Order dimension
In order theory , one of the branches of mathematics , the order dimension is understood to be a certain cardinal number that is assigned to each partially ordered set . The basis of this assignment is a theorem , which goes back to the two mathematicians Ben Dushnik and Edwin W. Miller , which is known as the Dushnik-Miller theorem, and states that every partial order is the intersection of linear orders . The ordering dimension of a partially ordered set is then defined as thatsmallest thickness of all systems of linear order relations , which can be represented as an average according to Dushnik – Miller's theorem. It is briefly referred to as or .
Dushnik-Miller's theorem
It says the following:
- Each partial order is the intersection of linear orders .
- This means:
-
Is a partially ordered set, then there exists on the amount of carrier a system of linear order relations with
- .
Notes, examples, results
- Instead of the dimension of order , some authors also speak of the Dushnik – Miller dimension .
- Dushnik-Miller's theorem is closely related to Szpilrajn's lemma .
- The power set of a non-empty set , provided with the subset relation, has the order dimension .
- If it is a natural number , in whose prime factorization exactly prime factors occur, and if its divisor set is provided with the divisor relation , then applies . For about is and for is .
- There are - among many others - the following results:
- About the relationship between the order dimension and the Sperner number : The order dimension of a partially ordered set is at most as large as its Sperner number , provided that the Sperner number is finite.
- The (according to the Japanese mathematician Toshio Hiraguchi named) inequality of Hiraguchi : For a natural number , and a finite partially ordered set with elements is the order dimension at most .

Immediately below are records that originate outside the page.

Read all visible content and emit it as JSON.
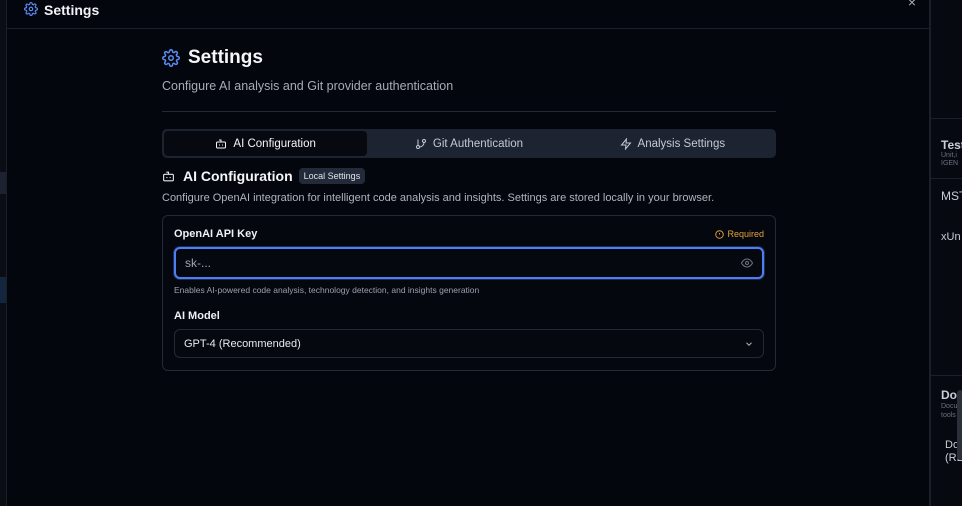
{
  "modal": {
    "header_title": "Settings",
    "close_symbol": "×"
  },
  "page": {
    "title": "Settings",
    "subtitle": "Configure AI analysis and Git provider authentication"
  },
  "tabs": [
    {
      "label": "AI Configuration",
      "icon": "bot-icon",
      "active": true
    },
    {
      "label": "Git Authentication",
      "icon": "git-branch-icon",
      "active": false
    },
    {
      "label": "Analysis Settings",
      "icon": "zap-icon",
      "active": false
    }
  ],
  "section": {
    "title": "AI Configuration",
    "badge": "Local Settings",
    "description": "Configure OpenAI integration for intelligent code analysis and insights. Settings are stored locally in your browser."
  },
  "api_key": {
    "label": "OpenAI API Key",
    "required_text": "Required",
    "placeholder": "sk-...",
    "hint": "Enables AI-powered code analysis, technology detection, and insights generation"
  },
  "model": {
    "label": "AI Model",
    "selected": "GPT-4 (Recommended)"
  },
  "background_right": {
    "frag1": "Test",
    "frag1_sub": "Unit,i",
    "frag1_sub2": "IGEN",
    "frag2": "MSTe",
    "frag3": "xUn",
    "frag4": "Doc",
    "frag4_sub": "Docu",
    "frag4_sub2": "tools",
    "frag5": "Doc",
    "frag5_b": "(REA"
  },
  "colors": {
    "accent": "#4d7ef2",
    "warning": "#e2a23a",
    "background": "#03060c"
  }
}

- The theorem of Hiraguchi-Ore (named after the Norwegian mathematician Øystein Ore and Toshio Hiraguchi) , which offers an alternative approach to the concept of the dimension of order: The dimension of order of a partially ordered set is equal to the smallest number of linearly ordered sets embedded in their direct product can be.

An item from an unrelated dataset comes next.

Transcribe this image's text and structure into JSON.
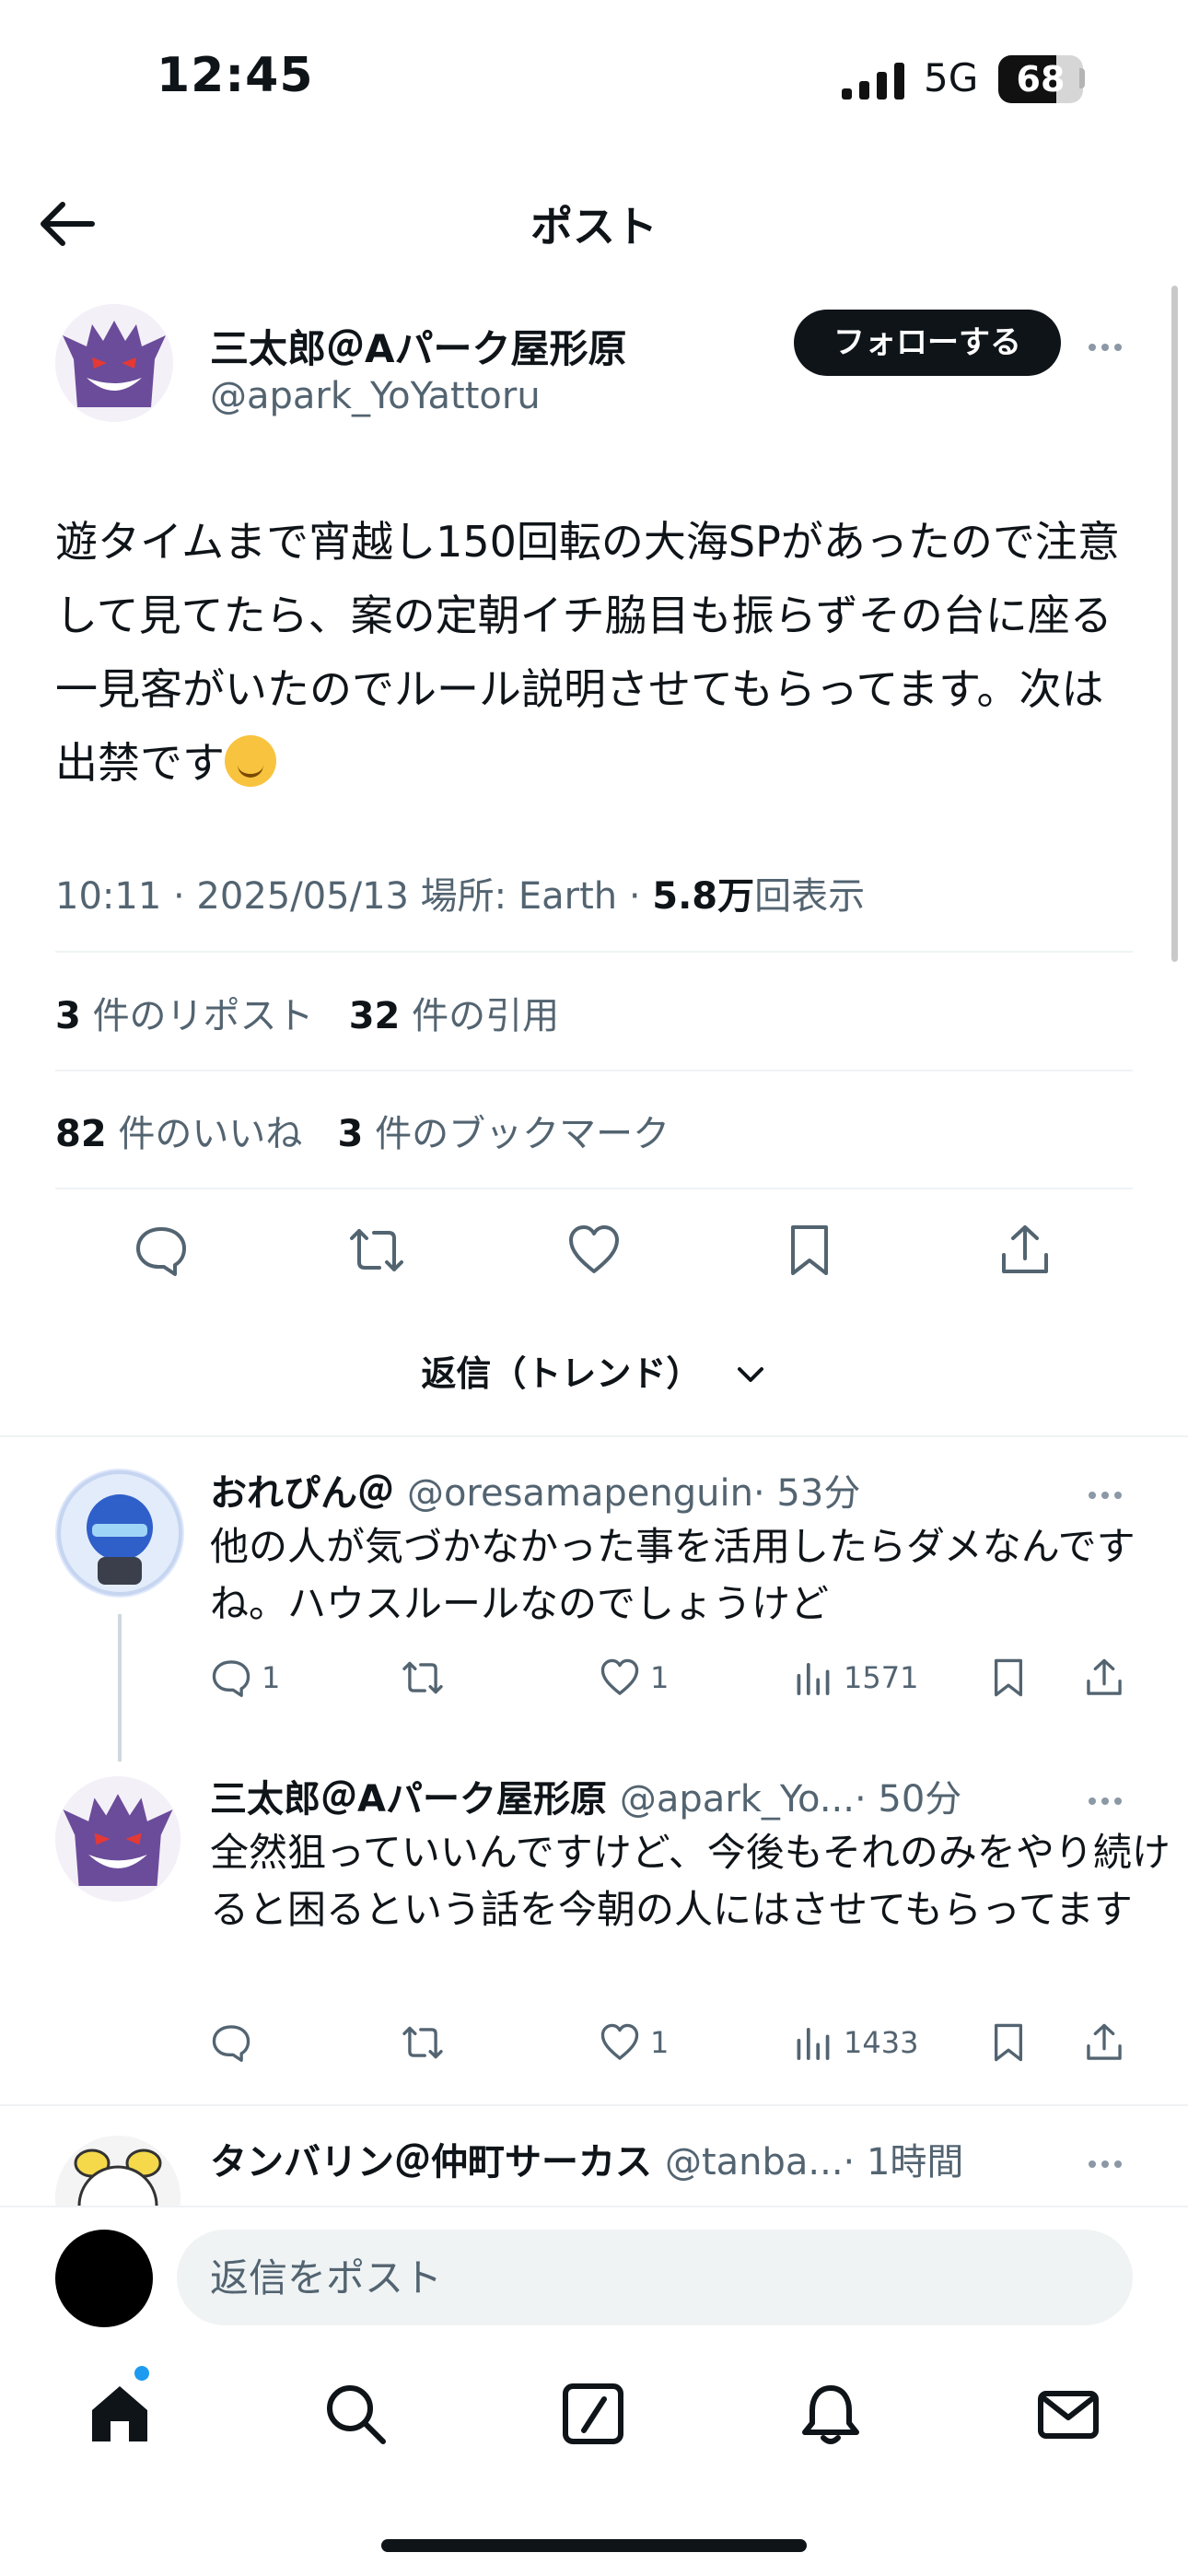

- The Harzheim theorem (named after the German mathematician Egbert Harzheim ) : If is a natural number and for every finite subset of a given partially ordered set the order dimension of the restricted order relation is at most , then is at most .
literature
- Ben Dushnik, EW Miller: Partially ordered sets . In: American Journal of Mathematics . tape 63 , 1941, pp. 600-610 , doi : 10.2307 / 2371374 , JSTOR : 2371374 ( ams.org ).
- Bernhard Ganter : Discrete Mathematics: Ordered Sets (= Springer textbook ). Springer Spectrum , Berlin, Heidelberg 2013, ISBN 978-3-642-37499-9 , pp. 47 ff ., doi : 10.1007 / 978-3-642-37500-2 .
- Egbert Harzheim : Ordered Sets (= Advances in Mathematics . Volume 7 ). Springer Verlag, New York 2005, ISBN 0-387-24219-8 , pp. 206 ff . ( MR2127991 ).
- Wacław Sierpiński : Cardinal and Ordinal Numbers . Panstwowe Wydawnictwo Naukowe, Warsaw 1958, p. 188 ( MR0095787 ).
Individual evidence
- ↑ is one of the arithmetic functions .
- ↑ Instead of the transcription "Toshio Hiraguchi" one also finds the transcription "Tosio Hiraguti"
- ↑ Provided with the partial order formed by components!